Drawing on Singleton’s rationale, the Court in Bartram found that the statute of limitations is not implicated when a lender re-accelerates and forecloses on a mortgage, notwithstanding a prior acceleration and foreclosure suit, where the second suit is premised on a different, subsequent default, since that is a separate and different action than the first. The Court found support for its ruling in the terms of the standard mortgage, which allows for acceleration as well as de-acceleration and reinstatement at any time before final judgment. Accordingly, the terms of the mortgage itself, the Court found, contradicted the owner’s argument that the mortgage could be accelerated but once. The Court pointed out that, under the owner’s analysis, borrowers would be incentivized to stop all future payments if they had faced, and resolved or defeated, a prior acceleration and foreclosure action.

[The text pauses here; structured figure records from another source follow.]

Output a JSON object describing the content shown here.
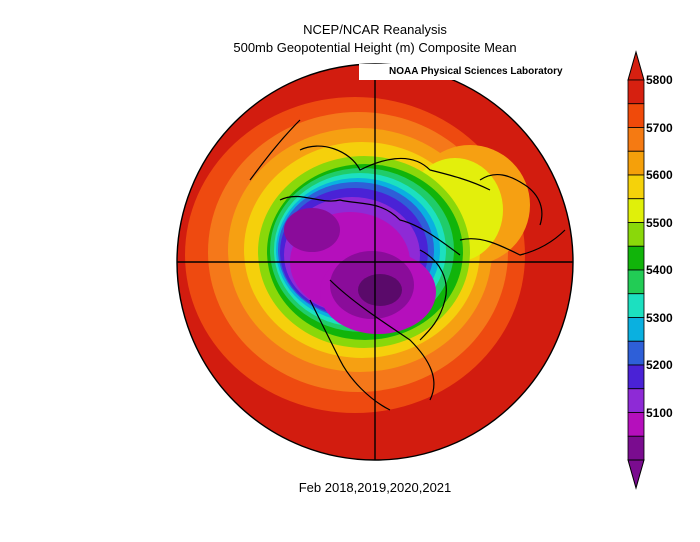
{
  "title_line1": "NCEP/NCAR Reanalysis",
  "title_line2": "500mb Geopotential Height (m) Composite Mean",
  "credit": "NOAA Physical Sciences Laboratory",
  "footer": "Feb 2018,2019,2020,2021",
  "colorbar": {
    "levels": [
      "5100",
      "5200",
      "5300",
      "5400",
      "5500",
      "5600",
      "5700",
      "5800"
    ],
    "colors": [
      "#7a0c8f",
      "#b50fbc",
      "#8e2ad6",
      "#4a22d6",
      "#2e5fd8",
      "#0ab0e0",
      "#1ce0c0",
      "#22cc55",
      "#11b40a",
      "#8ad80a",
      "#e0f00a",
      "#f5d20a",
      "#f5a00a",
      "#f57a12",
      "#f04a0a",
      "#d62010"
    ]
  }
}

This case has implications for associations who have units in foreclosure because associations should not think that just because a unit owner previously faced a foreclosure, which was resolved or defeated by the owner, that the owner will not face a second foreclosure suit. As an example: an association has recorded a lien against a unit for failure to pay assessments. Prior to being able to foreclose its lien, the owner’s mortgage lender files a foreclosure against the owner for failure to make payments. The owner hires an attorney to defend him in the foreclosure and manages to have the lender’s foreclosure action dismissed. Subsequent to the dismissal, the association does not take timely action to foreclose its lien, believing that the bank won’t ever be able to wipe the lien out via a subsequent foreclosure, and despite that the owner has not satisfied his outstanding assessments either. However, the lender knows this isn’t true and, when the owner defaults again several months later, brings another foreclosure suit. This time the suit is successful and the association loses its lien rights. Unfortunately for the association, it could have been pursuing its lien, or a judgment against the owner, during the intervening seven months and avoided that result. One can therefore see why associations need to be aware of how the Bartram ruling stands to affect their operations.

Additionally, this is yet another reminder of why condominium associations cannot afford to ignore lender foreclosure actions. Using the above example, if the association had not appeared in the original foreclosure action, it wouldn’t know that the owner had successfully defended against it, and thus wouldn’t know that it needed to move immediately to enforce its lien rights before the owner faced a second foreclosure.